Mrs Pryibils head gardener (son of her fathers head gardener) came to work for my grandparents when Mrs Pryibil died, and then to work for my parents. We always heard many stories about the place (and many other GC houses) even have a few relics form Bogheid... clock from estate school house, a couple of duck decoys from the time of the original Bogheid, and a lantern used in the cow barn. Nothing Glamourous, but little treasures just the same.

and... I happen to be one of those horrible interior designers everyone on these boards rips apart... except I have the utmost respect for these old houses and treat them with the reverence they deserve. Not adding mirrors or faux finish to anything - ever. SO that has given me access to many of these great houses and much of the behind the scenes history that Zach posts about.

sorry for the long post, but Mangus asked, so I had to answer!

Anonymous said...

Unrelated, but check out www.newyorksocialdiary for a look at Ormston and Lattingtown in general.

magnus said...

BCD- many thanks for your answer. I'm a Glen Cove lad myself, so a great deal of what you say resonates with me. I grew up in North Country Colony, right across from the Day School, so both Welwyn and Bogheid were in my back yard, so to speak. And the history of those old houses has always fascinated me- not only the architecture, but the lives of the people who lived in them. They are so close to our own time chronologically, but an eon away in lifestyle.

magnus said...

BCD- I'd be most interested in your opinion of Welwyn's interior. I find the floor plan somewhat problematic- a bit choppy and disorganized, other than the glorious pine paneled drawing room. It seems to me that D&A struggled with the ghost of the original house. I'd like to get your take.

And the deterioration of the gardens at Welwyn over the last 30 years is a real tragedy.

magnus said...

Sorry to keep posting, but if you want to see one of the greatest extant D&A interiors to my mind, visit the headquarters of the Council on Foreign Relations on East 68th street in Manhattan- the Harold Pratt's NY townhouse. It's a "must" if you love D&A's work. And who doesn't?

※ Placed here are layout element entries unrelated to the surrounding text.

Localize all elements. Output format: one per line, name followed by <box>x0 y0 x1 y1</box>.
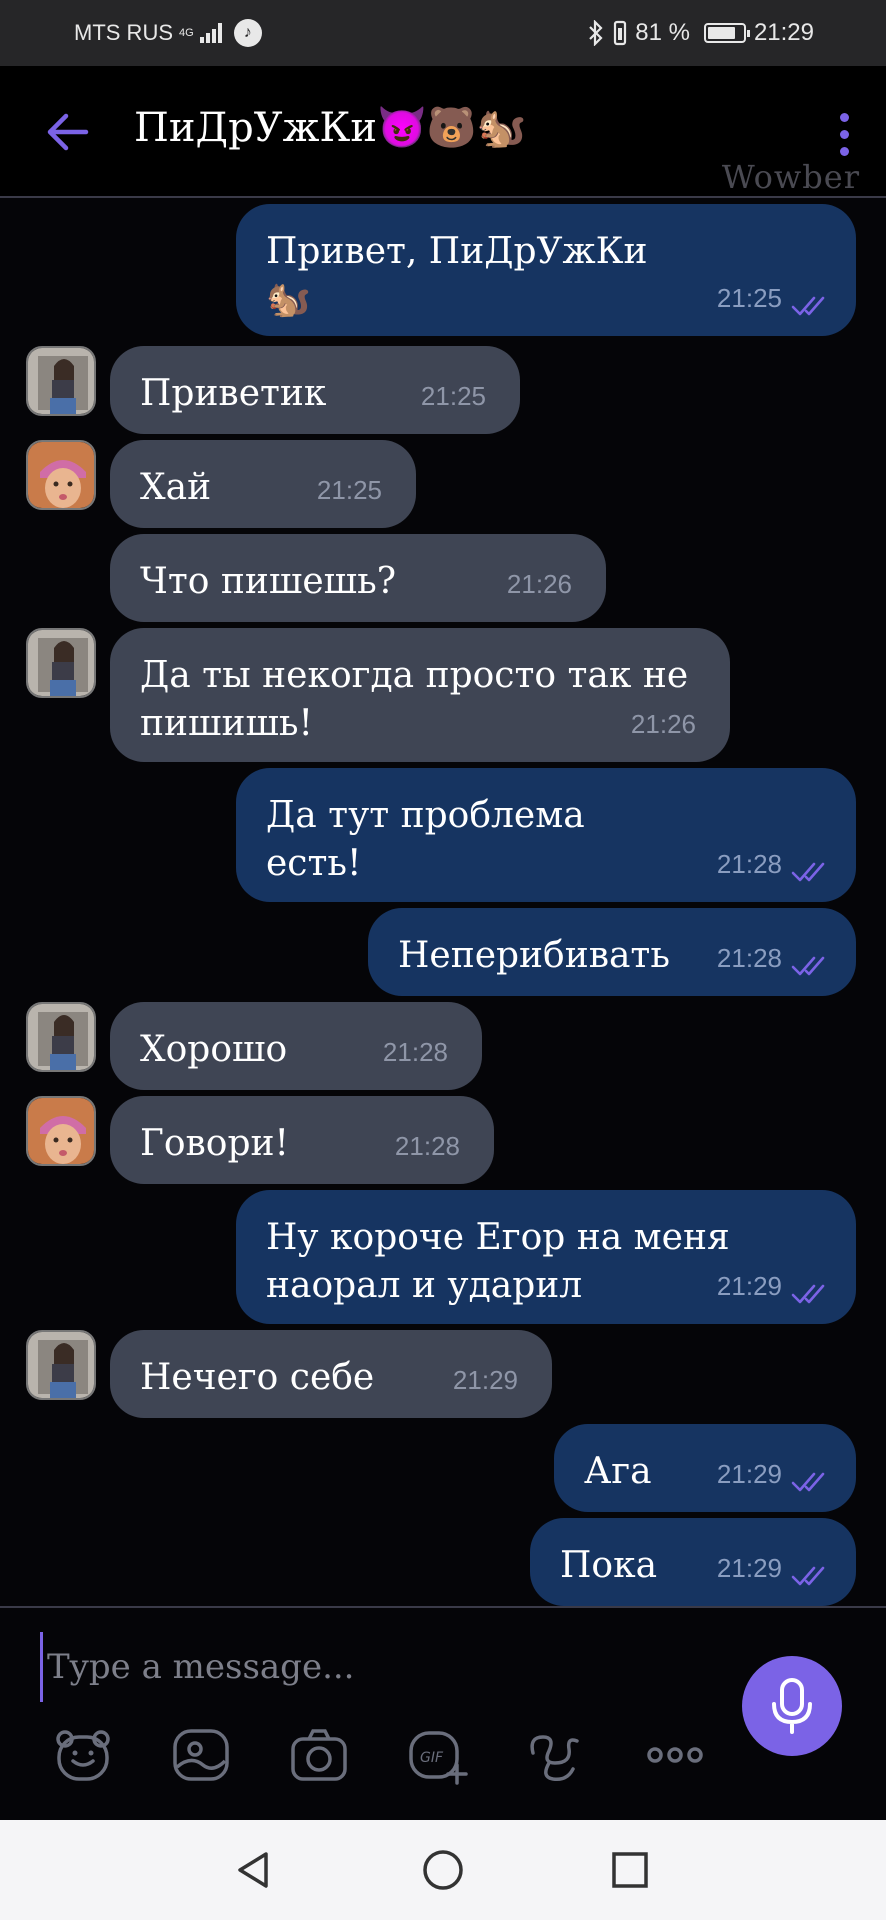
gallery-icon[interactable] <box>166 1720 236 1790</box>
message-bubble-outgoing[interactable]: Привет, ПиДрУжКи 🐿️ 21:25 <box>236 204 856 336</box>
message-time: 21:25 <box>716 283 782 313</box>
message-text: Пока <box>560 1545 658 1586</box>
double-check-icon <box>791 1566 825 1586</box>
network-type: 4G <box>179 27 194 39</box>
vibrate-icon <box>614 20 627 46</box>
message-time: 21:25 <box>316 475 382 505</box>
chat-header: ПиДрУжКи😈🐻🐿️ Wowber <box>0 66 886 198</box>
signal-icon <box>199 23 222 43</box>
message-list[interactable]: Привет, ПиДрУжКи 🐿️ 21:25 Приветик 21:25… <box>0 200 886 1606</box>
system-nav-bar <box>0 1820 886 1920</box>
message-time: 21:29 <box>716 1271 782 1301</box>
avatar[interactable] <box>26 440 96 510</box>
double-check-icon <box>791 862 825 882</box>
battery-percent: 81 % <box>635 19 690 46</box>
doodle-icon[interactable] <box>520 1720 590 1790</box>
message-time: 21:29 <box>452 1365 518 1395</box>
avatar[interactable] <box>26 1096 96 1166</box>
status-bar-left: MTS RUS 4G ♪ <box>74 19 262 47</box>
status-bar: MTS RUS 4G ♪ 81 % 21:29 <box>0 0 886 66</box>
avatar[interactable] <box>26 1330 96 1400</box>
double-check-icon <box>791 1284 825 1304</box>
message-time: 21:29 <box>716 1553 782 1583</box>
message-bubble-outgoing[interactable]: Неперибивать 21:28 <box>368 908 856 996</box>
message-bubble-incoming[interactable]: Нечего себе 21:29 <box>110 1330 552 1418</box>
message-bubble-outgoing[interactable]: Ага 21:29 <box>554 1424 856 1512</box>
camera-icon[interactable] <box>284 1720 354 1790</box>
message-time: 21:26 <box>630 709 696 739</box>
svg-text:GIF: GIF <box>420 1750 444 1766</box>
sticker-bear-icon[interactable] <box>48 1720 118 1790</box>
message-bubble-incoming[interactable]: Приветик 21:25 <box>110 346 520 434</box>
more-vert-icon[interactable] <box>824 106 864 162</box>
carrier-name: MTS RUS <box>74 20 173 45</box>
gif-icon[interactable]: GIF <box>402 1720 472 1790</box>
message-bubble-outgoing[interactable]: Пока 21:29 <box>530 1518 856 1606</box>
nav-back-icon[interactable] <box>226 1842 282 1898</box>
back-arrow-icon <box>47 113 89 151</box>
message-text: Да ты некогда просто так не пишишь! <box>140 655 689 744</box>
status-bar-right: 81 % 21:29 <box>587 19 814 47</box>
nav-home-icon[interactable] <box>415 1842 471 1898</box>
clock: 21:29 <box>753 19 814 46</box>
message-bubble-incoming[interactable]: Что пишешь? 21:26 <box>110 534 606 622</box>
message-time: 21:29 <box>716 1459 782 1489</box>
message-composer: GIF <box>0 1606 886 1820</box>
double-check-icon <box>791 956 825 976</box>
message-bubble-outgoing[interactable]: Ну короче Егор на меня наорал и ударил 2… <box>236 1190 856 1324</box>
message-time: 21:28 <box>382 1037 448 1067</box>
microphone-icon <box>772 1678 812 1734</box>
message-input[interactable] <box>40 1632 720 1702</box>
watermark: Wowber <box>721 158 860 196</box>
message-time: 21:26 <box>506 569 572 599</box>
bluetooth-icon <box>589 20 603 46</box>
more-horizontal-icon[interactable] <box>640 1720 710 1790</box>
back-button[interactable] <box>40 104 96 160</box>
message-bubble-incoming[interactable]: Да ты некогда просто так не пишишь! 21:2… <box>110 628 730 762</box>
message-time: 21:25 <box>420 381 486 411</box>
message-bubble-incoming[interactable]: Хай 21:25 <box>110 440 416 528</box>
message-time: 21:28 <box>716 849 782 879</box>
message-bubble-incoming[interactable]: Говори! 21:28 <box>110 1096 494 1184</box>
message-bubble-incoming[interactable]: Хорошо 21:28 <box>110 1002 482 1090</box>
battery-level-fill <box>707 27 736 39</box>
avatar[interactable] <box>26 628 96 698</box>
double-check-icon <box>791 1472 825 1492</box>
double-check-icon <box>791 296 825 316</box>
battery-icon <box>703 23 750 43</box>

The Down East Dilettante said...

BCD---as one of those people who 'rip apart' interior designers, let me assure you that I have only the utmost respect for the profession, have dabbled in it myself, some of my best friends are designers.

The ones who get ripped apart are the ones who forget the mantra of 'suitability, suitability, suitability and do some really stupid, tacky thing, gilding lilies that need no gilding.

Anonymous said...

"and... I happen to be one of those horrible interior designers everyone on these boards rips apart..."

"Everyone" here does not rip apart designers. I may be one of 2 or 3 who do, but I do so from an inside perspective as I too am of/from the profession.

I'm so looking forward to your confirmations regarding the arched overdoors in the drawing room. With many many thanks for your contributions today,

-F

Anonymous said...

I was fortunate to have the opportunity to explore this house from top to bottom, with the permission of the afffable security guard, back in 1970. I explained that I was completing a feature for Life magazine, and the guard left me to wander at will throughout the house. I remember the wine cellar which still had many bottles covered in dust.I was also impressed with the Master bedroom suite which had a large dressing room with drawers labeled black dress socks, casual white socks, etc. After some time the security guard jumped out from behind a door to startle me for fun. Back in the early seventies it was very easy to explore many of these neglected homes! What great memories!.

Anonymous said...

just saw the outside of this beauty today via pry ibis beach and golf course. It breaks my heart that it is not being shared with the glen ove community. It is truly a greyvgarden in our midst. What a great fit it and other mansions of the area could be to teach young people about history and architecture. I so wish the Carey family would make it habitable, and gift it to the glen cove school district for educational purposes nd then as a tax write off.